Contact: Camille Tibaldeo

Communications Manager

212.246.6543

camille@fountaingallerynyc.com

Fountain Gallery Presents Osvaldo Cruz/Keith Pavia: New Works

May 17 – July 11, 2012

Opening Reception: May 17, 6-8 p.m.

New York, NY – May 14, 2012 – Fountain Gallery, located at 702 Ninth Avenue and representing artists with mental illness, today announced the upcoming opening of Osvaldo Cruz/Keith Pavia: New Works. This two-person exhibition of more than 20 pieces will be on view from May 17 through July 11, 2012, with an Opening Reception on Thursday, May 17, from 6 to 8 p.m.

Osvaldo Cruz worked in pen and ink, acrylic, and felt-tip marker before discovering the effects he could achieve with spray paint, the medium that now defines his style. Known for “graffiti” pieces featuring large lettering and expressed in the bright and gritty colors of New York City streets, in this show Cruz also displays pieces representative of a new direction: cloudlike, dreamy works in pastel hues that take the spray paint medium to a celestial level. He uses a variety of nozzles attached to the paint can to achieve effects from bold to refined, on surfaces including masonite and canvas board.
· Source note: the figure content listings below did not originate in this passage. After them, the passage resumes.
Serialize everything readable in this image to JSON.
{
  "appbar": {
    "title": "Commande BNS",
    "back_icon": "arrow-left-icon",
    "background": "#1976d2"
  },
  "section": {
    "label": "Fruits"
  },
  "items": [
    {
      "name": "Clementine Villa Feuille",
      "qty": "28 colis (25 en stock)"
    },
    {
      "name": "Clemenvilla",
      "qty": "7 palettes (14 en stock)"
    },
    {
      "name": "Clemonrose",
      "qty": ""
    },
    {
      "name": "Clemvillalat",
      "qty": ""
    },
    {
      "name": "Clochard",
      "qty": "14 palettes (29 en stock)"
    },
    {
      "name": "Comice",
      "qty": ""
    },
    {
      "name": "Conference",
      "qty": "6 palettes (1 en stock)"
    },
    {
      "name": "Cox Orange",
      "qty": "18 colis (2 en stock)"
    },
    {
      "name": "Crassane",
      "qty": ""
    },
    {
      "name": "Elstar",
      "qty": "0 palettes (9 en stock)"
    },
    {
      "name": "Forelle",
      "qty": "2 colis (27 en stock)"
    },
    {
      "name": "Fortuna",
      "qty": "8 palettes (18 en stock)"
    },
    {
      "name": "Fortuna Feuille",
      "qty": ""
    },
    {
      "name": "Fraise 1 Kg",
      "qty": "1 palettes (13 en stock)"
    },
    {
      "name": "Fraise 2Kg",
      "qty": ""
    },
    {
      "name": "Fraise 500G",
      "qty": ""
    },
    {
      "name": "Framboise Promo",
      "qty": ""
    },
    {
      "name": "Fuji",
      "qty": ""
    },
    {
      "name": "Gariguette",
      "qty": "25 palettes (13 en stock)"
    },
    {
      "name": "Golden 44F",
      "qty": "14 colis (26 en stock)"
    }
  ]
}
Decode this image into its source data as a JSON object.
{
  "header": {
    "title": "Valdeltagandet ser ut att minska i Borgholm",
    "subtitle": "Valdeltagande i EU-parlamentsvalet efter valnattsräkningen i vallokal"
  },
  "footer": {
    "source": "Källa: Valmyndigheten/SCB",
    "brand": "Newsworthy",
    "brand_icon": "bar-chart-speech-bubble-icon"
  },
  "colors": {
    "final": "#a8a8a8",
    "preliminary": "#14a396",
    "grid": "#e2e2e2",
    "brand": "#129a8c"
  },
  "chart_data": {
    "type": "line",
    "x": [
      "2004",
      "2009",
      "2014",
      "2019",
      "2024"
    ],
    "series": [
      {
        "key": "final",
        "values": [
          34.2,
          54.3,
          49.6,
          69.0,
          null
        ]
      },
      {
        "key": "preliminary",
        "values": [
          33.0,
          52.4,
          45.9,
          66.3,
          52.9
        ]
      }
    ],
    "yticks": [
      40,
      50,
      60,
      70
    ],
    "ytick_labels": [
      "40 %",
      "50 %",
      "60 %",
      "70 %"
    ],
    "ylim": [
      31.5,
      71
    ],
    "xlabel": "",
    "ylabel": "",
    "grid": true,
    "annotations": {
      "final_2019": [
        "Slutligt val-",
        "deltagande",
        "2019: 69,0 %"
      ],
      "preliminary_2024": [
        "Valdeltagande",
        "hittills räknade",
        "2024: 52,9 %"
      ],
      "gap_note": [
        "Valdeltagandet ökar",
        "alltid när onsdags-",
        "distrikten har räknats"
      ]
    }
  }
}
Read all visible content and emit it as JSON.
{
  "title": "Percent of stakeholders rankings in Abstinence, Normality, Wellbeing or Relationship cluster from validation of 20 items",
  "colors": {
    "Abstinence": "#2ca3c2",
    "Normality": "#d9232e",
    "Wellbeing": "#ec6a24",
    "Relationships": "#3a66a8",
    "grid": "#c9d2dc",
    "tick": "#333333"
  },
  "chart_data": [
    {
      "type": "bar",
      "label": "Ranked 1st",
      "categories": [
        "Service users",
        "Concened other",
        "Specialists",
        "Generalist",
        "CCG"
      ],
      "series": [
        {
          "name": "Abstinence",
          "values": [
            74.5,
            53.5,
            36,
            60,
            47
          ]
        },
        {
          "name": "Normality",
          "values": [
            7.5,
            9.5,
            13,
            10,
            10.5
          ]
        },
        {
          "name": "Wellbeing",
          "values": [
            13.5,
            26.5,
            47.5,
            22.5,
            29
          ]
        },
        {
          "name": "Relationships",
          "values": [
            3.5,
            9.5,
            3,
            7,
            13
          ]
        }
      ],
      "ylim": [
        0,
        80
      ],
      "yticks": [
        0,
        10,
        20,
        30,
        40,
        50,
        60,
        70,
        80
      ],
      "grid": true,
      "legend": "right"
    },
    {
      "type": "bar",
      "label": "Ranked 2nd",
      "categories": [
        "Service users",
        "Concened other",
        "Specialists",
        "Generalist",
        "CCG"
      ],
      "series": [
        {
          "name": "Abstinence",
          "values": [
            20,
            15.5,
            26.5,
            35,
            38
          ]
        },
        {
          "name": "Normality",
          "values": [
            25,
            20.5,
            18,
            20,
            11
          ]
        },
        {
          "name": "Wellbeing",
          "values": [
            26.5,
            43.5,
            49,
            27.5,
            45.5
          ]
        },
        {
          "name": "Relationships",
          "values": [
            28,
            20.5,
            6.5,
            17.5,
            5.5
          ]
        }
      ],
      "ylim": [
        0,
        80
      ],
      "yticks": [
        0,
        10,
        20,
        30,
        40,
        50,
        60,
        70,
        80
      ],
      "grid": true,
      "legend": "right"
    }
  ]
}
Cruz was commissioned by New World Stages in Manhattan to paint a “graffiti wall” to enhance the New York atmosphere outside the theatre where the musical “Rent” is currently playing.

In this exhibition, Keith Pavia is also showing works inspired by the City – more specifically, the New York City subway system and its riders – in a series of color saturated gouaches from the 2011 self-published book Ghost Train. Turning his attention from subterranean New York to the Far East, Pavia also presents a group of large mixed media works depicting ladies wearing the traditional garb of Japan, the kimono – but with a cheeky, modern twist. Found objects such as buttons, beads and glitter, incorporated into the acrylic surface, add depth and texture to a number of these striking works on canvas and paper.

This program is supported, in part, by public funds from the New York City Department of Cultural Affairs, and by generous support from The Jarvis & Constance Doctorow Family Foundation and The Renate, Hans and Maria Hofmann Trust.